2004–12–20
Oil and Empire
Jim Kunstler has written yet another great article about U.S. dependence on oil in which he touches on the political, social, and economic consequences. Oh, Come All Ye Clueless:
Time Magazine’s Person of the Year had a famous father who famously remarked a decade ago that ‘the American way of life is not negotiable.’ This remains the animating principle beneath most of America’s troubles in the world.
A good many people in the United States probably still agree with this notion, but how realistic is it? How long can America base its economy on suburban land development? Realistically, that way of doing things has to end now. Unless we want to try to turn the entire Middle East (including Saudi Arabia) into an occupied colony, which would seem beyond our military capacities, to put it mildly, since we can’t even enforce civil order in Iraq.
To keep the suburban expansion going indefinitely we will need to continue using one-quarter of the world’s oil every day. Since this resource is about to head over the all-time peak production arc, there will be incrementally a few percentages less total oil produced every year after the peak. We’ll probably have to occupy Venezuela, too, and Nigeria, to keep the suburban expansion going – not to mention the daily operation of it, with the sixty mile commutes and the estimated average seven car trips per day per household to chauffeur kids and run errands. As we maintain our oil consumption under these conditions, other nations will have to use proportionately less. How will the Europeans and the Chinese feel about that? Will there be discontent over it? And might it affect our relations with them?"

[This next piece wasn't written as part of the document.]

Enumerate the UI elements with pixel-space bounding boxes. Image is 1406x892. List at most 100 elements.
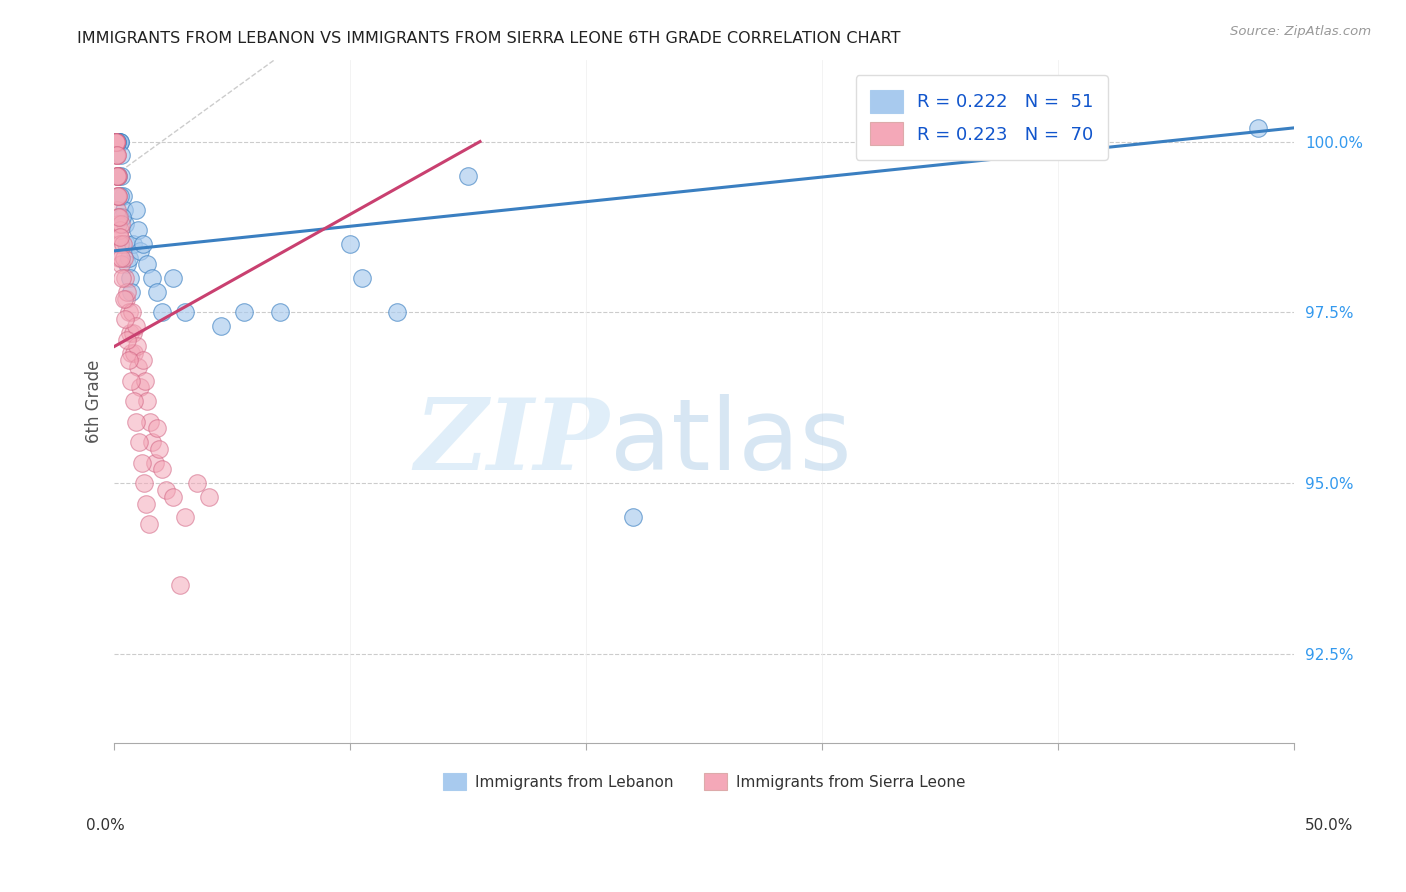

Why is this not being talked about? Read through the news sites and the blogosphere and you’ll see that the subject of oil is utterly absent from the discussion. Look for it. Go ahead. You won’t find it. We have created a society that is based on oil and yet we don’t talk about it? We don’t discuss the issue at all. It is ridiculous and dangerous. We may not be willing to negotiate our way of life but, as Kunstler suggests, we better “get ready for reality to arbitrate it for us."